Autre signe du manque d'intérêt manifeste de l'Etat, pointé par le député Van Parys : la « Cellule administrative de coordination de la lutte contre les organisations sectaires nuisibles », qui rassemble tous les acteurs publics concernés (parquet, police, Intérieur, Sûreté, Cultes, Justice...), n'a toujours pas de président effectif, depuis le départ de Serge Brammertz à la Cour pénale internationale de La Haye, en 2003 !

Les députés du groupe de travail réclament, en choeur, plus de moyens pour sensibiliser le corps de l'Etat au risque sectaire, pour intensifier l'attention policière et judiciaire, pour créer un observatoire européen des sectes, pour mieux encadrer les pratiques thérapeutiques suspectes... Autant de revendications qui restent à évaluer (combien d'hommes, quels montants ?).

Le rapport présenté jeudi par le député André Frédéric (PS) rappelle aussi la nécessité, déjà formulée en 1997, de consolider l'arsenal législatif face aux sectes... Comme nous l'indiquions mardi, la ministre de la Justice, Laurette Onkelinx (PS), présentera au Conseil des ministres du 31 mars, un avant-projet de loi qui vise à réprimer « l'abus de l'état d'ignorance ou de la situation de faiblesse des personnes ». En clair, des dispositions qui permettront de poursuivre pénalement les gourous qui abuseraient de la vulnérabilité de leurs adeptes.

« A cet égard, nuance le député David Lavaux (CDH), il est temps de casser l'image traditionnelle de la secte aux mains d'un gourou barbu entouré de fidèles en toge blanche... La réalité des sectes, aujourd'hui, c'est plutôt le battant en costume trois pièces qui développe son emprise par le biais de formations en entreprise, de coachings et autres pratiques de développement personnel ».

Les parlementaires n'ont pas établi de liste des organisations sectaires nuisibles. Seule la Scientologie a été nommément mise en cause par le député SP.A Dylan Casaer : « J'espère, maintenant que notre rapport est publié, que les scientologues arrêteront de nous harceler pour savoir ce que nous comptons écrire ! ».

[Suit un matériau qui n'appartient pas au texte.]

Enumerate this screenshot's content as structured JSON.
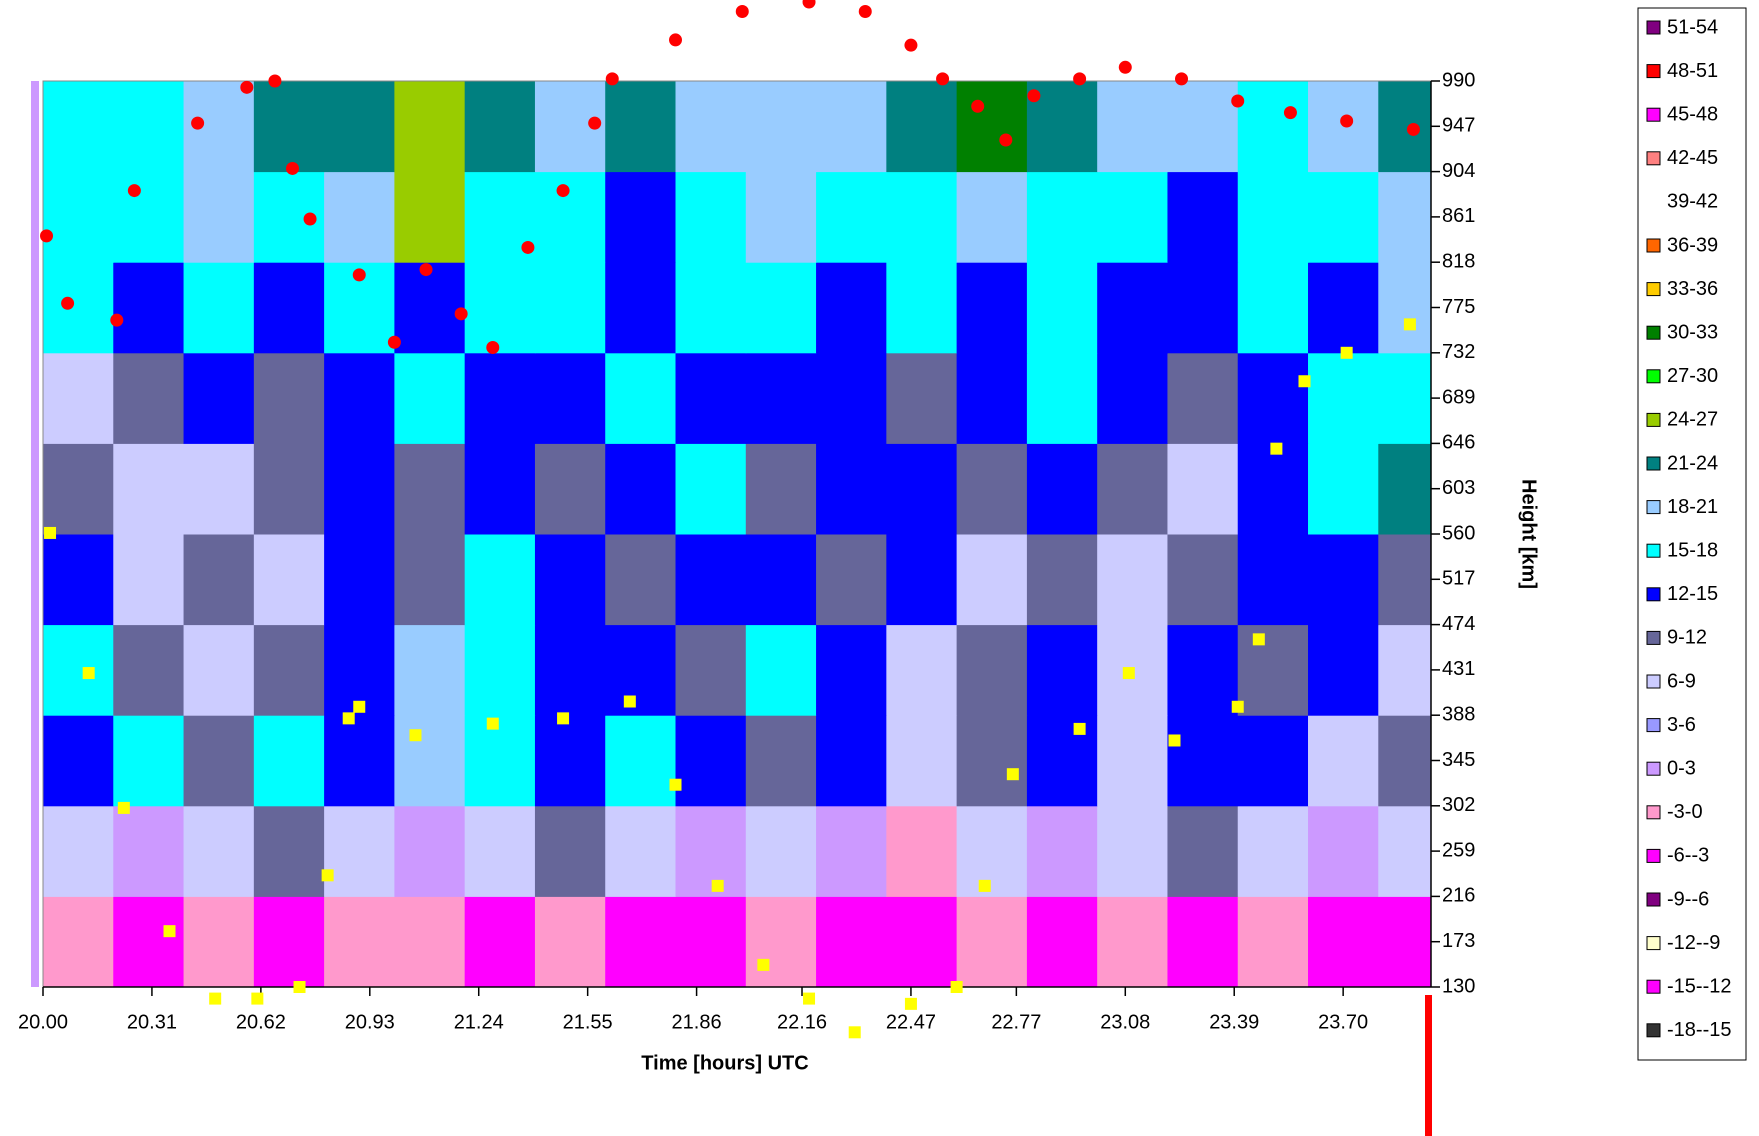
{
  "chart_data": {
    "type": "contour",
    "x_label": "Time  [hours] UTC",
    "y_label": "Height [km]",
    "xlim": [
      20,
      23.95
    ],
    "ylim": [
      130,
      990
    ],
    "xticks": [
      {
        "value": 20,
        "label": "20.00"
      },
      20.31,
      20.62,
      20.93,
      21.24,
      21.55,
      21.86,
      22.16,
      22.47,
      22.77,
      23.08,
      23.39,
      {
        "value": 23.7,
        "label": "23.70"
      }
    ],
    "yticks": [
      130,
      173,
      216,
      259,
      302,
      345,
      388,
      431,
      474,
      517,
      560,
      603,
      646,
      689,
      732,
      775,
      818,
      861,
      904,
      947,
      990
    ],
    "grid": false,
    "legend_position": "right",
    "levels": [
      {
        "label": "51-54",
        "min": 51,
        "max": 54,
        "color": "#800080"
      },
      {
        "label": "48-51",
        "min": 48,
        "max": 51,
        "color": "#ff0000"
      },
      {
        "label": "45-48",
        "min": 45,
        "max": 48,
        "color": "#ff00ff"
      },
      {
        "label": "42-45",
        "min": 42,
        "max": 45,
        "color": "#ff8080"
      },
      {
        "label": "39-42",
        "min": 39,
        "max": 42,
        "color": "#ffffff"
      },
      {
        "label": "36-39",
        "min": 36,
        "max": 39,
        "color": "#ff6600"
      },
      {
        "label": "33-36",
        "min": 33,
        "max": 36,
        "color": "#ffcc00"
      },
      {
        "label": "30-33",
        "min": 30,
        "max": 33,
        "color": "#008000"
      },
      {
        "label": "27-30",
        "min": 27,
        "max": 30,
        "color": "#00ff00"
      },
      {
        "label": "24-27",
        "min": 24,
        "max": 27,
        "color": "#99cc00"
      },
      {
        "label": "21-24",
        "min": 21,
        "max": 24,
        "color": "#008080"
      },
      {
        "label": "18-21",
        "min": 18,
        "max": 21,
        "color": "#99ccff"
      },
      {
        "label": "15-18",
        "min": 15,
        "max": 18,
        "color": "#00ffff"
      },
      {
        "label": "12-15",
        "min": 12,
        "max": 15,
        "color": "#0000ff"
      },
      {
        "label": "9-12",
        "min": 9,
        "max": 12,
        "color": "#666699"
      },
      {
        "label": "6-9",
        "min": 6,
        "max": 9,
        "color": "#ccccff"
      },
      {
        "label": "3-6",
        "min": 3,
        "max": 6,
        "color": "#9999ff"
      },
      {
        "label": "0-3",
        "min": 0,
        "max": 3,
        "color": "#cc99ff"
      },
      {
        "label": "-3-0",
        "min": -3,
        "max": 0,
        "color": "#ff99cc"
      },
      {
        "label": "-6--3",
        "min": -6,
        "max": -3,
        "color": "#ff00ff"
      },
      {
        "label": "-9--6",
        "min": -9,
        "max": -6,
        "color": "#800080"
      },
      {
        "label": "-12--9",
        "min": -12,
        "max": -9,
        "color": "#ffffcc"
      },
      {
        "label": "-15--12",
        "min": -15,
        "max": -12,
        "color": "#ff00ff"
      },
      {
        "label": "-18--15",
        "min": -18,
        "max": -15,
        "color": "#333333"
      }
    ],
    "x": [
      20.1,
      20.3,
      20.5,
      20.7,
      20.9,
      21.1,
      21.3,
      21.5,
      21.7,
      21.9,
      22.1,
      22.3,
      22.5,
      22.7,
      22.9,
      23.1,
      23.3,
      23.5,
      23.7,
      23.9
    ],
    "y": [
      173,
      259,
      345,
      431,
      517,
      603,
      689,
      775,
      861,
      947
    ],
    "z": [
      [
        -1,
        -13,
        -1,
        -13,
        -1,
        -1,
        -13,
        -1,
        -13,
        -13,
        -1,
        -13,
        -13,
        -1,
        -13,
        -1,
        -13,
        -1,
        -13,
        -13
      ],
      [
        7,
        2,
        7,
        10,
        7,
        2,
        7,
        10,
        7,
        2,
        7,
        1,
        -1,
        7,
        2,
        7,
        10,
        7,
        2,
        7
      ],
      [
        13,
        16,
        10,
        16,
        13,
        19,
        16,
        13,
        16,
        13,
        10,
        13,
        7,
        10,
        13,
        7,
        13,
        13,
        7,
        10
      ],
      [
        16,
        10,
        7,
        10,
        13,
        19,
        16,
        13,
        13,
        10,
        16,
        13,
        7,
        10,
        13,
        7,
        13,
        10,
        13,
        7
      ],
      [
        13,
        7,
        10,
        7,
        13,
        10,
        16,
        13,
        10,
        13,
        13,
        10,
        13,
        7,
        10,
        7,
        10,
        13,
        13,
        10
      ],
      [
        10,
        7,
        7,
        10,
        13,
        10,
        13,
        10,
        13,
        16,
        10,
        13,
        13,
        10,
        13,
        10,
        7,
        13,
        16,
        22
      ],
      [
        7,
        10,
        13,
        10,
        13,
        16,
        13,
        13,
        16,
        13,
        13,
        13,
        10,
        13,
        16,
        13,
        10,
        13,
        16,
        16
      ],
      [
        16,
        13,
        16,
        13,
        16,
        13,
        16,
        16,
        13,
        16,
        16,
        13,
        16,
        13,
        16,
        13,
        13,
        16,
        13,
        19
      ],
      [
        16,
        16,
        19,
        16,
        19,
        25,
        16,
        16,
        13,
        16,
        19,
        16,
        16,
        19,
        16,
        16,
        13,
        16,
        16,
        19
      ],
      [
        16,
        16,
        19,
        22,
        22,
        25,
        22,
        19,
        22,
        19,
        19,
        19,
        22,
        31,
        22,
        19,
        19,
        16,
        19,
        22
      ]
    ],
    "overlays": [
      {
        "color": "#ff0000",
        "marker": "circle",
        "x": [
          20.01,
          20.07,
          20.21,
          20.26,
          20.44,
          20.58,
          20.66,
          20.71,
          20.76,
          20.9,
          21.0,
          21.09,
          21.19,
          21.28,
          21.38,
          21.48,
          21.57,
          21.62,
          21.8,
          21.99,
          22.18,
          22.34,
          22.47,
          22.56,
          22.66,
          22.74,
          22.82,
          22.95,
          23.08,
          23.24,
          23.4,
          23.55,
          23.71,
          23.9
        ],
        "y": [
          843,
          779,
          763,
          886,
          950,
          984,
          990,
          907,
          859,
          806,
          742,
          811,
          769,
          737,
          832,
          886,
          950,
          992,
          1029,
          1056,
          1065,
          1056,
          1024,
          992,
          966,
          934,
          976,
          992,
          1003,
          992,
          971,
          960,
          952,
          944
        ]
      },
      {
        "color": "#ffff00",
        "marker": "square",
        "x": [
          20.02,
          20.13,
          20.23,
          20.36,
          20.49,
          20.61,
          20.73,
          20.81,
          20.87,
          20.9,
          21.06,
          21.28,
          21.48,
          21.67,
          21.8,
          21.92,
          22.05,
          22.18,
          22.31,
          22.47,
          22.6,
          22.68,
          22.76,
          22.95,
          23.09,
          23.22,
          23.4,
          23.46,
          23.51,
          23.59,
          23.71,
          23.89
        ],
        "y": [
          561,
          428,
          300,
          183,
          119,
          119,
          130,
          236,
          385,
          396,
          369,
          380,
          385,
          401,
          322,
          226,
          151,
          119,
          87,
          114,
          130,
          226,
          332,
          375,
          428,
          364,
          396,
          460,
          641,
          705,
          732,
          759
        ]
      }
    ]
  }
}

Seul élément d'appréciation objectif sur l'activité récente des sectes en Belgique : les dernières statistiques de signalement à l'Observatoire des sectes (notre infographie). En 2005, ce sont les groupes dissidents chrétiens qui ont suscité le plus d'appels (plus de 18 % de l'ensemble) au Centre d'information et d'avis sur les organisations sectaires nuisibles.

(1) Le « Centre d'information et d'avis sur les organisations sectaires nuisibles » (CIAOSN), 139, rue Haute, 1000 Bruxelles, tél. 02.504.91.68, site www.ciaosn.be.